Jimmy Mohamed pointe une vulnérabilité décuplée face aux addictions
Dans son intervention, Jimmy Mohamed a appuyé son raisonnement par des travaux universitaires. Il avait alors détaillé : « on s'est rendu compte que les personnes qui consommaient de l'alcool avaient un risque majoré de violences ». Appuyant son propos, il avait ajouté que « le risque d'agression envers un partenaire intime est multiplié par 3 en cas d'abus ». Des mots scientifiques qui entrent en collision frontale avec le réel.
Quelques mois plus tôt, l’épouse de Jimmy Mohamed l'avait déjà accusé de « violences psychologiques », créant un précédent douloureux. Le médecin avait insisté sur l'étude menée par l’université de Buffalo concernant les comportements altérés. Il avait conclu ce segment par une envolée poignante : « il est temps vraiment de s'attaquer à l'alcool pour justement peut-être limiter les féminicides ». Une charge désormais lourde de sens.
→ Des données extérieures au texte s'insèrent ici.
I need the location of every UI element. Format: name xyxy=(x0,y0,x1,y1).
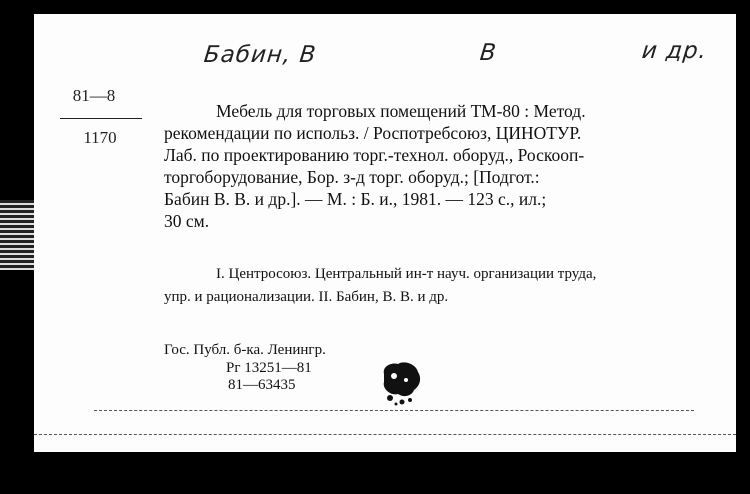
description-line: 30 см. xyxy=(164,211,210,231)
call-number-divider xyxy=(60,118,142,119)
ink-stamp-icon xyxy=(378,360,424,408)
scan-bottom-border xyxy=(34,452,736,494)
description-line: Лаб. по проектированию торг.-технол. оборуд., Роскооп- xyxy=(164,145,585,165)
description-line: Бабин В. В. и др.]. — М. : Б. и., 1981. — 123 с., ил.; xyxy=(164,189,547,209)
scan-edge-artifact xyxy=(0,200,34,270)
description-line: рекомендации по использ. / Роспотребсоюз, ЦИНОТУР. xyxy=(164,123,582,143)
tracing-line: упр. и рационализации. II. Бабин, В. В. и др. xyxy=(164,289,449,305)
call-number-bottom: 1170 xyxy=(83,128,117,147)
description-line: Мебель для торговых помещений ТМ-80 : Метод. xyxy=(216,101,586,121)
handwritten-et-al: и др. xyxy=(640,38,709,64)
scan-dashed-line xyxy=(94,410,694,411)
library-record-2: 81—63435 xyxy=(228,377,296,393)
catalog-card xyxy=(34,14,736,452)
tracing-line: I. Центросоюз. Центральный ин-т науч. организации труда, xyxy=(216,266,597,282)
scan-dashed-line xyxy=(34,434,736,435)
handwritten-author: Бабин, В xyxy=(202,42,318,68)
library-name: Гос. Публ. б-ка. Ленингр. xyxy=(164,342,326,358)
library-record-1: Рг 13251—81 xyxy=(226,360,312,376)
description-line: торгоборудование, Бор. з-д торг. оборуд.; [Подгот.: xyxy=(164,167,540,187)
handwritten-initial: В xyxy=(478,40,499,66)
call-number-top: 81—8 xyxy=(72,86,116,105)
Le docteur prône un arsenal de mesures contre un fléau invisible
Concernant les mesures, Jimmy Mohamed a livré un plan d'action chirurgical pour endiguer le fléau des violences. Il avait lâché une proposition phare : « augmenter le prix minimum de l'unité d'alcool » afin de freiner la consommation. Il prônait aussi de « limiter le marketing, notamment sur les réseaux sociaux » pour protéger les jeunes. Sa vision incluait un accueil humain en commissariat, insistant pour « former le personnel sur les addicts et les gens aux spécificités de l'alcool ».
Jimmy Mohamed n’avait pas oublié le volet répressif, évoquant « l'obligation de soins » rarement pratiquée envers les consommateurs violents. Le docteur avait également souligné un point crucial : « la prise d'alcool ou de drogue accroît aussi également le risque d'être agressé ». Il avait conclu ce réquisitoire par un souhait adressé à la ministre : être « sensible à cet appel ».